Los artículos y elementos descartables se convirtieron en el sello distintivo de la cultura del consumo, en la que el acto efímero de usar y tirar acompaña un ritmo de vida tan vertiginoso como perjudicial para el planeta. Vasos, cubiertos, servilletas, bolsas, guantes, ropa y hasta artículos electrónicos son fabricados bajo la premisa de ser desechados luego de ser utilizados, sin reparar en las consecuencias: un objeto usado por única vez puede tardar siglos en degradarse. 

La producción masiva de plástico comenzó hace siete décadas, logrando reemplazar objetos de vidrio, madera o cuero –que eran reutilizables– con estos elementos “descartables” elaborados a gran escala y bajo costo de producción. El llamado “boom del plástico” se volvió un boomerang que empezó a demostrar graves consecuencias para nuestra salud y la del medio ambiente.

Esta preocupación llegó hasta las Naciones Unidas en 2005, cuando a través de la UNESCO se proclamó el 17 de mayo como “Día Internacional del Reciclaje” para generar mayor conciencia en torno a las consecuencias negativas que traen estas prácticas de producción y consumo masivos, y promover un cambio de comportamiento que busque aplicar lo que se conoce como “las tres R”: reducir, reutilizar y reciclar.

En Argentina, 8 de cada 10 personas consideran que debería ser obligatorio reciclar.

Un estudio realizado por Opinaia para la asociación civil Ecoplast demostró que, en Argentina, 8 de cada 10 personas consideran que debería ser obligatorio reciclar. Sin embargo, el informe –publicado en septiembre de 2022– revela que no todos cuenta con información y herramientas suficientes para hacerlo: si bien el 64% de los consultados separa los reciclables al momento de tirar los residuos, el 83% de los que no lo hacen manifiesta dificultades o impedimentos relacionados con la falta de información, infraestructura o tiempo para hacerlo.

Más allá de la voluntad individual, iniciativas colectivas o normativas estatales que busquen promover el reciclaje, la raíz del problema está en el volumen de producción, lo que sumado a cuestiones como el tamaño reducido, la ligereza y la limitada reciclabilidad de algunos materiales –como el plástico– tornan muy dificultosa la tarea de tratarlos en una planta de reciclaje.

Aglomeraciones gigantescas de plástico conforman verdaderas islas en nuestros océanos; aves, delfines, ballenas y tortugas marinas son mutilados o aparecen muertos a consecuencia del plástico y se ha detectado la presencia de microplásticos en el agua y alimentos que consumimos.
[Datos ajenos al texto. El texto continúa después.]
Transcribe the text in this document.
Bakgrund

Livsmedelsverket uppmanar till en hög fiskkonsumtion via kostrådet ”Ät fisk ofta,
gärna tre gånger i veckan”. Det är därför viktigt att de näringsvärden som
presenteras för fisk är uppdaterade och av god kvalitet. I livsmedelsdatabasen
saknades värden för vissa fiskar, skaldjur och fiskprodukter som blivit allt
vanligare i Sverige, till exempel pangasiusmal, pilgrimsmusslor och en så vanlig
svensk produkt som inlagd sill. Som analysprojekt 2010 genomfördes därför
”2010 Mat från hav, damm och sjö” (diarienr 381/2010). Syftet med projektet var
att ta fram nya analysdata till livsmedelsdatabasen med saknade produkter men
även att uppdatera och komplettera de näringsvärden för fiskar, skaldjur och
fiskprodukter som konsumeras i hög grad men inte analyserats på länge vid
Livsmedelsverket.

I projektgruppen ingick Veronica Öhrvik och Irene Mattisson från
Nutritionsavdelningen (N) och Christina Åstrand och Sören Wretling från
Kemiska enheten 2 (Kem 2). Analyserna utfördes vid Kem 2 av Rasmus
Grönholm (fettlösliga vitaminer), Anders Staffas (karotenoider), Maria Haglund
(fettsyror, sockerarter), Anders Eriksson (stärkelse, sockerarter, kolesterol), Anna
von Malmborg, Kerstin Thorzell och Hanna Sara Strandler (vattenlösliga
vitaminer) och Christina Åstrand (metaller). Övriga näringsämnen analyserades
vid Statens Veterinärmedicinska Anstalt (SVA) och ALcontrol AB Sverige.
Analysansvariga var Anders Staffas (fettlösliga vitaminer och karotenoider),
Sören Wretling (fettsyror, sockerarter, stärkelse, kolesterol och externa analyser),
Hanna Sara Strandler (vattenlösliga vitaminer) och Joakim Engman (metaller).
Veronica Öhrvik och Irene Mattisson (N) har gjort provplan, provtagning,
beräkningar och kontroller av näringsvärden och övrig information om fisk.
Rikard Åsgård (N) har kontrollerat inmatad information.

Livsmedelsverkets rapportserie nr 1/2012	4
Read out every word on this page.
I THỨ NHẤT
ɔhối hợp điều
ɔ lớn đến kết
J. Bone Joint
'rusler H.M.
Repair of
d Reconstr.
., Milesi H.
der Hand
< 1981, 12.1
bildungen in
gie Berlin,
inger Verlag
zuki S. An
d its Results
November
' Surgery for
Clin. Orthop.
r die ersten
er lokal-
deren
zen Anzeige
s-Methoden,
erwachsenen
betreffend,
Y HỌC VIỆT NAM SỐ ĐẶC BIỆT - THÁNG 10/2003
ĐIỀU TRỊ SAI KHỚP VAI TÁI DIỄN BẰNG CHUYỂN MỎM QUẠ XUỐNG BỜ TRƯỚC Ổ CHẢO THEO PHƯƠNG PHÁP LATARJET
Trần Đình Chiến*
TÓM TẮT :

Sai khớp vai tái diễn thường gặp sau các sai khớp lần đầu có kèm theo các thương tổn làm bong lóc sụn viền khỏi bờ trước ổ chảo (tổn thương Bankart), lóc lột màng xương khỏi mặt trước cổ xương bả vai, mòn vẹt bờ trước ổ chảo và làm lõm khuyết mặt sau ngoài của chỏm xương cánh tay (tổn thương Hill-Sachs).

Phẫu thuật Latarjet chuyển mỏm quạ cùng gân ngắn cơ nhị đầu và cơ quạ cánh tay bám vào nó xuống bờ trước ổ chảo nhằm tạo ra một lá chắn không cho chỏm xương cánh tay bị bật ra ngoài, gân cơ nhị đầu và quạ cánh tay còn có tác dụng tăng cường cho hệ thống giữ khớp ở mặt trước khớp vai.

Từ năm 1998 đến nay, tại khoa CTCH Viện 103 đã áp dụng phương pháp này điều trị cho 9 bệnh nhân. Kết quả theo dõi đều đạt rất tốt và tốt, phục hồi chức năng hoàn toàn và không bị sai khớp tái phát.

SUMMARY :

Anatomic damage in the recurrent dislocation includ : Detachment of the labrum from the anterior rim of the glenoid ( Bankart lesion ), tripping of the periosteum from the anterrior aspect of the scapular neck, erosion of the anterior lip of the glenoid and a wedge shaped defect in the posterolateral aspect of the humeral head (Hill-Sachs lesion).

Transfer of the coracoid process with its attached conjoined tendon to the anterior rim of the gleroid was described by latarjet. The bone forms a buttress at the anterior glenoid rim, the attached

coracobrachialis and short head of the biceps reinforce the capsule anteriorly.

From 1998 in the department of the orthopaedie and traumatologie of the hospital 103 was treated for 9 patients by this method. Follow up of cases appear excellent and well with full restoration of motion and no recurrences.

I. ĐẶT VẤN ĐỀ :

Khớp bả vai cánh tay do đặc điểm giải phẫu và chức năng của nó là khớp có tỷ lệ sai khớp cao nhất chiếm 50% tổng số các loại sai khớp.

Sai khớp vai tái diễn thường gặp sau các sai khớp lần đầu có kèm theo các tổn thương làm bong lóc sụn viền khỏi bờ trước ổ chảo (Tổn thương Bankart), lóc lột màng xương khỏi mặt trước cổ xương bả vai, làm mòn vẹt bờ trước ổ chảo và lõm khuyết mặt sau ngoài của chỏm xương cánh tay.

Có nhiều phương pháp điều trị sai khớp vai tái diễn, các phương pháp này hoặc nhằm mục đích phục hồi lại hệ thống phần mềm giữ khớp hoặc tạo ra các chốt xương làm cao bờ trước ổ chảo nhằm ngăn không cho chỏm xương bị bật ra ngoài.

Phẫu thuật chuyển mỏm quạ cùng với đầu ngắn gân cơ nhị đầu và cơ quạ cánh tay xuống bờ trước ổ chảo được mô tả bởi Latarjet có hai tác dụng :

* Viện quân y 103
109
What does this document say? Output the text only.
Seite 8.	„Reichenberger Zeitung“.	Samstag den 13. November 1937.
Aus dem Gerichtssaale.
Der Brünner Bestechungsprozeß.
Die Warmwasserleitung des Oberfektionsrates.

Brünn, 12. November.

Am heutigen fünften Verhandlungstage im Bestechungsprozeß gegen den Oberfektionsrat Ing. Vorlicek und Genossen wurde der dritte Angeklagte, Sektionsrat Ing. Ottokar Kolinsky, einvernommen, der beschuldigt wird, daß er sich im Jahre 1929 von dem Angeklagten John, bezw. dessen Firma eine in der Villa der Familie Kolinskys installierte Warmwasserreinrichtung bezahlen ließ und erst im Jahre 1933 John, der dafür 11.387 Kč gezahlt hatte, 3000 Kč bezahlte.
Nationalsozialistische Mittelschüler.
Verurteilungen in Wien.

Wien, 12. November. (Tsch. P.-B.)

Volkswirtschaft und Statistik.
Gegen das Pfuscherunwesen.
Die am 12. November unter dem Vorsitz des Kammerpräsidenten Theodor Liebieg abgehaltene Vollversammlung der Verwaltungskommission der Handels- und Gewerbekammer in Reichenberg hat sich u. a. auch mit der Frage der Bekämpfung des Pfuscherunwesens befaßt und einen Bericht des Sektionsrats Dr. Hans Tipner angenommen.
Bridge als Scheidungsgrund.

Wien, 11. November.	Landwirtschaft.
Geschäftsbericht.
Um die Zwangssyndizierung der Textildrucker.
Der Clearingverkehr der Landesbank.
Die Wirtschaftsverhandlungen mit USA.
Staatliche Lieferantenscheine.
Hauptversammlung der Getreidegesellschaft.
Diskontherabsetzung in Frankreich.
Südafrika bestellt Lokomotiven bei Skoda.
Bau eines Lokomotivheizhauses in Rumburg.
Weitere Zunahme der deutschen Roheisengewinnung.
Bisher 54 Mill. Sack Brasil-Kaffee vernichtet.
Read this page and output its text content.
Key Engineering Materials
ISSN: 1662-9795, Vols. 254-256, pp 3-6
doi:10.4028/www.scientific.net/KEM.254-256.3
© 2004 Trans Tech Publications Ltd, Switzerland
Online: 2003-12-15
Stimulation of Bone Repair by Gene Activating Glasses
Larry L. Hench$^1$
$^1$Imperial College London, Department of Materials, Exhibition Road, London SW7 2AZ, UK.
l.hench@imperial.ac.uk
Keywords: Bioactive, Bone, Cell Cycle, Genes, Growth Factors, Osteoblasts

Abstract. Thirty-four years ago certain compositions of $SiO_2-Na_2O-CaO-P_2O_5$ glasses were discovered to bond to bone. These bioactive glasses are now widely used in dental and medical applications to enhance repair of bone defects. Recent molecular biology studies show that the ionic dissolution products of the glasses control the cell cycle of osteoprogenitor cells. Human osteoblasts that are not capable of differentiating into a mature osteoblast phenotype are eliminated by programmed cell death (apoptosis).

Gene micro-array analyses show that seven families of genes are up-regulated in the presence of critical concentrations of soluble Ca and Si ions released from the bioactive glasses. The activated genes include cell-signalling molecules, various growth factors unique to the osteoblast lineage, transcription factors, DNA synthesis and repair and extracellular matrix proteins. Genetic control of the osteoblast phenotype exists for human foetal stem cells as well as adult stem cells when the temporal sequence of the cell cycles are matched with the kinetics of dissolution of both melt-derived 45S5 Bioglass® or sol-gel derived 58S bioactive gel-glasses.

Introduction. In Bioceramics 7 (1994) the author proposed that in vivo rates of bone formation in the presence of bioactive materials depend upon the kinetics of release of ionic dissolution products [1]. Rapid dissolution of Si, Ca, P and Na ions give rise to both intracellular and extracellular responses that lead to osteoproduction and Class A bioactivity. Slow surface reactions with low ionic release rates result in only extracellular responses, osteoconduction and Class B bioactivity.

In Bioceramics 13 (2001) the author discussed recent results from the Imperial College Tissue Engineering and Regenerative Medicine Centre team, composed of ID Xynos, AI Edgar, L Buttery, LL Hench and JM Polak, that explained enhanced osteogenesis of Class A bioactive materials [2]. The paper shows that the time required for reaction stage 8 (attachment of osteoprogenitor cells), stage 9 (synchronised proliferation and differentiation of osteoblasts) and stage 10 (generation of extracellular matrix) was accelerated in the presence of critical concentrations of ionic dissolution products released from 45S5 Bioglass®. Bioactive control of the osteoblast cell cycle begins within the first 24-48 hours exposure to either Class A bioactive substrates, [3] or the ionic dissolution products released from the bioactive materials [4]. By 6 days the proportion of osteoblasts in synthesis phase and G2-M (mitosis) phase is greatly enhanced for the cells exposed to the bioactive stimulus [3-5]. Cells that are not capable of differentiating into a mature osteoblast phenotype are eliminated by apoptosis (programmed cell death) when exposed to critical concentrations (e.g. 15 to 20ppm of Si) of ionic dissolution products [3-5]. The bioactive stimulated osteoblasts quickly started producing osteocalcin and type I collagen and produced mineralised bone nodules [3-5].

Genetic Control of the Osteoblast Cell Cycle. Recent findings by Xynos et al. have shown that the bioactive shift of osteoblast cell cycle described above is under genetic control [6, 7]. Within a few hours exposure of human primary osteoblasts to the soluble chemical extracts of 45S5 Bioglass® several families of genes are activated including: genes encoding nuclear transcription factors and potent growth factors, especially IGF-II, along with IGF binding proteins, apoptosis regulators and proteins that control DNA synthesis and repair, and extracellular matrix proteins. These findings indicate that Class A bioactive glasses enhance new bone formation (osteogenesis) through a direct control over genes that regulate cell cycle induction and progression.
Un estudio realizado por World Wildlife Fund plantea que las personas estamos consumiendo alrededor de 2.000 pequeñas piezas de plástico por semana, lo cual implica que “en promedio una persona podría ingerir aproximadamente 5 gramos de plástico cada semana, el equivalente al peso de una tarjeta de crédito”.

Si este es el estado de situación, parece que el reciclaje no es la solución. Por ello muchas asociaciones y personalidades expertas en la materia promueven adoptar la economía circular, consistente en un modelo de producción y consumo que busca maximizar el uso de los recursos al mismo tiempo que minimizar los residuos. Lo cierto es que a través del reciclaje sólo podemos estirar el ciclo de vida del material, pero esto tiene un límite en el tiempo. Es necesario cortar de raíz con esta problemática, a través de iniciativas conjuntas entre el estado, la sociedad y el sector privado que generen un cambio de paradigma y comportamientos para vivir en un mundo más sostenible y responsable.